High Iron Along the Huron Shore By W Neil Thornton Hard Cover LIMITED EDITION #990 SIGNED by the author   Copyright 1982    133 Pages
FORWARD
Seventy years ago, the infant automobile industry had a profound effect on the future of transportation in this country. In order to take advantage of this new mobility offered to practically every individual citizen by the four wheels of "Tin Lizzie," a good roads movement swept the country. During the course of time, former two-rut trails were graveled, then paved and finally turned into super highways.
At the outset, Americans were unable to comprehend the changes to be wrought in their lifestyle by the automobile over the next seven decades, with new job opportunities offered in manufacturing plants, a movement away from rural areas and increased free time to be devoted to recreational pursuits and travel.
In the process, the nation turned its back on an established transportation system which was at its very height of development. During America's technological coming-of - age, the nation's railroad system had linked the country's two coasts and an efficient network of rails crisscrossed the continent to provide a highly efficient transportation system.

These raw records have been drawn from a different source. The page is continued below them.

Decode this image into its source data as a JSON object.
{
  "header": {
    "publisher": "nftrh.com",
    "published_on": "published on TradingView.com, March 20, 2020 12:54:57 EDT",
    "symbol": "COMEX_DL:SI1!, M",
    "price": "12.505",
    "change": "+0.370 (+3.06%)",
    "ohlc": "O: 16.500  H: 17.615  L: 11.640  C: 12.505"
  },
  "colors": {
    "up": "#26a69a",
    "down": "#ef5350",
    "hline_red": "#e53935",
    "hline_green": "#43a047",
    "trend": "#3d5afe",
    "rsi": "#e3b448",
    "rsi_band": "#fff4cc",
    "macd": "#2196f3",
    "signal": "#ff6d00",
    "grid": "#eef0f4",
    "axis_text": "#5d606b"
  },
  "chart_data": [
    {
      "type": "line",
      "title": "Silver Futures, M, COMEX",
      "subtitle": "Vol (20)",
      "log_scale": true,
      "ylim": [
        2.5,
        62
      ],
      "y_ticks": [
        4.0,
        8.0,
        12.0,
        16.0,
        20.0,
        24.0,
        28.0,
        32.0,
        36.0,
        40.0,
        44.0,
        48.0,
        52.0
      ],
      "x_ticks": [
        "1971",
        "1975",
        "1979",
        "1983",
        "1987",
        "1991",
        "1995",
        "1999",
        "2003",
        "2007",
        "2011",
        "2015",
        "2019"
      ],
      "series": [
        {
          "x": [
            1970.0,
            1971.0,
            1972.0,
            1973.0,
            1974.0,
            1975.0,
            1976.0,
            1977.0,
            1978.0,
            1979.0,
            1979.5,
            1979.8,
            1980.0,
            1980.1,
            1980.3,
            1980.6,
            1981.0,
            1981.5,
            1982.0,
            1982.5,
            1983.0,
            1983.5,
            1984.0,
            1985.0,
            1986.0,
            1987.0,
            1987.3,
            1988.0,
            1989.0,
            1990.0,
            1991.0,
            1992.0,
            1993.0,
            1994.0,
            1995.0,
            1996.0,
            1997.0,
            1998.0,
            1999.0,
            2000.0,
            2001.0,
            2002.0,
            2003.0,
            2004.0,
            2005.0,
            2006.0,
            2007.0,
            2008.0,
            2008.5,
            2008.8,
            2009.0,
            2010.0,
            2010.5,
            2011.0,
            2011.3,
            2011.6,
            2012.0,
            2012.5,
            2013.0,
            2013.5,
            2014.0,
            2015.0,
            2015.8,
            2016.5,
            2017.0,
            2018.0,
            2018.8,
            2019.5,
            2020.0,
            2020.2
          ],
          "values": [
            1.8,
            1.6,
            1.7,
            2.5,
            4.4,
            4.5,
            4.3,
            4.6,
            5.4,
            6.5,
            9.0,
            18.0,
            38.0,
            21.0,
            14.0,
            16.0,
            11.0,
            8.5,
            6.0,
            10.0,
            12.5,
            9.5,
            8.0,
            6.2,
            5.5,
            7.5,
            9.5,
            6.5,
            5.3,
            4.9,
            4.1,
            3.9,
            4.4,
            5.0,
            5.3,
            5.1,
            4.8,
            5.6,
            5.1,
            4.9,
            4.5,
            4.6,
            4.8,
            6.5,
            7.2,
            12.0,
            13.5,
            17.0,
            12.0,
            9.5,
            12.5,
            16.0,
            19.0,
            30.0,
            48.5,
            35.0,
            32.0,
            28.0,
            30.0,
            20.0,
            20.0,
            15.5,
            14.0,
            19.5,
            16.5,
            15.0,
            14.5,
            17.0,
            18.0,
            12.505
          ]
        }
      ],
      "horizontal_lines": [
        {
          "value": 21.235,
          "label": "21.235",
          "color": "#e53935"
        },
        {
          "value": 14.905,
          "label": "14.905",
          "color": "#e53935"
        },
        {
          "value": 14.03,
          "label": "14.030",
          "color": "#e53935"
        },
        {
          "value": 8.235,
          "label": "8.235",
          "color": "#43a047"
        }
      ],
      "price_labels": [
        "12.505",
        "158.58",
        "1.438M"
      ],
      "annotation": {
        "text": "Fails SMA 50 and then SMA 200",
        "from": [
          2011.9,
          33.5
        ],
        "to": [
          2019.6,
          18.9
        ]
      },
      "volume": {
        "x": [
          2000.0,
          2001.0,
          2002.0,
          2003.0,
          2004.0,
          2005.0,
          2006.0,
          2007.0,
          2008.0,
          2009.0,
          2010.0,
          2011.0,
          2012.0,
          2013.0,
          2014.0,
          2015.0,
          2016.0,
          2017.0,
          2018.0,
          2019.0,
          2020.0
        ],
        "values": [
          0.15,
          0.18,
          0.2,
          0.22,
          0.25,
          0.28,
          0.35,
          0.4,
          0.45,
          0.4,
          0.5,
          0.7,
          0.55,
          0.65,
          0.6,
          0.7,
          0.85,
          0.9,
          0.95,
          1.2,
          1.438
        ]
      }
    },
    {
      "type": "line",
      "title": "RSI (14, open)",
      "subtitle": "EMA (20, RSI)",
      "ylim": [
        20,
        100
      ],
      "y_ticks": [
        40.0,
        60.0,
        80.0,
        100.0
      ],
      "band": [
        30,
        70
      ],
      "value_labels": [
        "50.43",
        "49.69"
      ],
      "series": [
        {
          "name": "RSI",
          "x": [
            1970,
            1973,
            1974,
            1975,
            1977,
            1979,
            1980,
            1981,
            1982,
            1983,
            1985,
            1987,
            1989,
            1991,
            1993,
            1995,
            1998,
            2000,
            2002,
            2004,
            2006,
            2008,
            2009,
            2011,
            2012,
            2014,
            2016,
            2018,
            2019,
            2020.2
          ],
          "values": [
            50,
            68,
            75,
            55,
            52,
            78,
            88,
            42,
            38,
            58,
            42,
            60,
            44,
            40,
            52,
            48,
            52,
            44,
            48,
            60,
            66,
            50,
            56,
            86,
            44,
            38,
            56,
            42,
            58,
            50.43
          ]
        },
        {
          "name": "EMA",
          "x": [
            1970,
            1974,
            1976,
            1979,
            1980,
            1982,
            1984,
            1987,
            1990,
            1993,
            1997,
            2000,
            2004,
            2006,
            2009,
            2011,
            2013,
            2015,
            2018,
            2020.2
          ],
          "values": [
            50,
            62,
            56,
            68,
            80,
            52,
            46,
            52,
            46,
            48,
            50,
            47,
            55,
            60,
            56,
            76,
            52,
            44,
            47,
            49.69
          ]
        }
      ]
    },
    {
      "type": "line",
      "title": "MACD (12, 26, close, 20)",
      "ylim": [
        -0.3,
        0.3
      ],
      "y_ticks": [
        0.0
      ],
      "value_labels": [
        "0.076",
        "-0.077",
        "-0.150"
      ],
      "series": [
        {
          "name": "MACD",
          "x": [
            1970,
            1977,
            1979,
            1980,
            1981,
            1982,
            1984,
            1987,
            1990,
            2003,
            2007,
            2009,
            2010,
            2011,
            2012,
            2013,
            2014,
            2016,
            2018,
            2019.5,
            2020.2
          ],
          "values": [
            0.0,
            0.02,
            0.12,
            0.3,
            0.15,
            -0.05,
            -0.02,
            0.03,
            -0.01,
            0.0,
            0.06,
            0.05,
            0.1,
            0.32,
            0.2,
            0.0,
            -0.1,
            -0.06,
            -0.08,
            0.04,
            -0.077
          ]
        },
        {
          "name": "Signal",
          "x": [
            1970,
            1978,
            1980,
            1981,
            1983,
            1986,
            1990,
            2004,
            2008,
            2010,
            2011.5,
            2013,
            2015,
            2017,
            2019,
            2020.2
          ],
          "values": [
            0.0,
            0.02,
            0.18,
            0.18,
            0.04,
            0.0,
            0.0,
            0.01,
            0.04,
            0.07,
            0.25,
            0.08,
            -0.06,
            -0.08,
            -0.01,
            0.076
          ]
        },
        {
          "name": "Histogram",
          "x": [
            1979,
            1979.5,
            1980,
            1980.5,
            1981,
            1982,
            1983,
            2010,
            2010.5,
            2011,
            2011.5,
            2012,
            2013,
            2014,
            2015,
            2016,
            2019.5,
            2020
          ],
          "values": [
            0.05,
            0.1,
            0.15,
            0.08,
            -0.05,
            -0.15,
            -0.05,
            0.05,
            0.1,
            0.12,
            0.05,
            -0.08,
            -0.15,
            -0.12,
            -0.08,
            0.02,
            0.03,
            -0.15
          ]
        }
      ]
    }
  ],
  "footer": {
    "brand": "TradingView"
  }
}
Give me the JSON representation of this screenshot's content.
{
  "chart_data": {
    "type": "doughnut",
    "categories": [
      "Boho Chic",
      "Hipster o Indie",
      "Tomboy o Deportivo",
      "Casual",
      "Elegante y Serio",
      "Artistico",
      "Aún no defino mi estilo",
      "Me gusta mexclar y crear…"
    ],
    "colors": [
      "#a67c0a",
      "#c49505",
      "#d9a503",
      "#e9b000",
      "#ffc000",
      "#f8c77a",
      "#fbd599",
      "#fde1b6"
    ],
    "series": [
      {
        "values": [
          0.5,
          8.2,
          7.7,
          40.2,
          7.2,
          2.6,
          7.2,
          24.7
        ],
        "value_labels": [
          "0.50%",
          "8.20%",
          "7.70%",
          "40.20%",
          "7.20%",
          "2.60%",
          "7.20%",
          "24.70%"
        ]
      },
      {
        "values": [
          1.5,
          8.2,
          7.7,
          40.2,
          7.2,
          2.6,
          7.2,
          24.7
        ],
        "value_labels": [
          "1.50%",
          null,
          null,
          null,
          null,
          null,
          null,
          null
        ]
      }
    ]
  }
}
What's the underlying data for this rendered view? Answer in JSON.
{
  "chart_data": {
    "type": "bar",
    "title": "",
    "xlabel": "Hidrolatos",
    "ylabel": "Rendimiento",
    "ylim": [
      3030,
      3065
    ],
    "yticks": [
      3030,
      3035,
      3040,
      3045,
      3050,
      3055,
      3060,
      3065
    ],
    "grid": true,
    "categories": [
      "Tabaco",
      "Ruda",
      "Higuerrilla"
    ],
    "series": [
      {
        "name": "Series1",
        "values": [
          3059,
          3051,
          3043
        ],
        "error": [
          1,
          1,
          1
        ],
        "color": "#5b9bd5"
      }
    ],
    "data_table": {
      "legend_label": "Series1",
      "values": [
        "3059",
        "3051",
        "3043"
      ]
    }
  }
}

That this was a nation relying on steel wheels traveling over rails was further evidenced by the fact that each city of any size maintained its own street railway system to carry passengers to and from jobs, or to shops and stores in business areas. In addition, major metropolitan areas of Michigan were connected by an interurban system of electrically powered trains which provided fast travel throughout the southern half of the state.
It was not too many years before rail traffic began to decrease rapidly, due mainly to the nation's new love affair with the automobile. Although cross-crountry travel was to rely on rail transportation until the advent of swift air travel following World War II, the first railroad system to disappear during the auto age were the interurban lines connecting metropolitan areas, followed by the street railway systems.
As a consequence of the drop in passenger traffic, railroads began a movement toward consolidation of lines and removal of unprofitable branches. It was not long before the country was entirely dependent on rubber tired wheels operating on public highways as the major form of passenger transportation, although railroads continued to provide the major movement of bulk materials for industry.
Northeastern Michigan, too, was affected by this transformation from rail to automobile traffic and one of the major changes saw the demise of branches which had been extended from the main railroad line along the Lake Huron shore into inland farming areas. When those branches became unprofitable to operate, rails were removed and roadbeds abandoned, leaving an entire inland region without means of freight transportation and few improved roads.
Rail transportation was and still is important to Northeastern Michigan. This volume seeks to recount the colorful history of transportation up the Lake Huron shore, beginning with sails and steam of the Great Lakes shipping industry, wooden wheels of the primitive stagecoach lines, through narrow gauge lumbering railroads and final development of a real railroad avenue which continues to this day.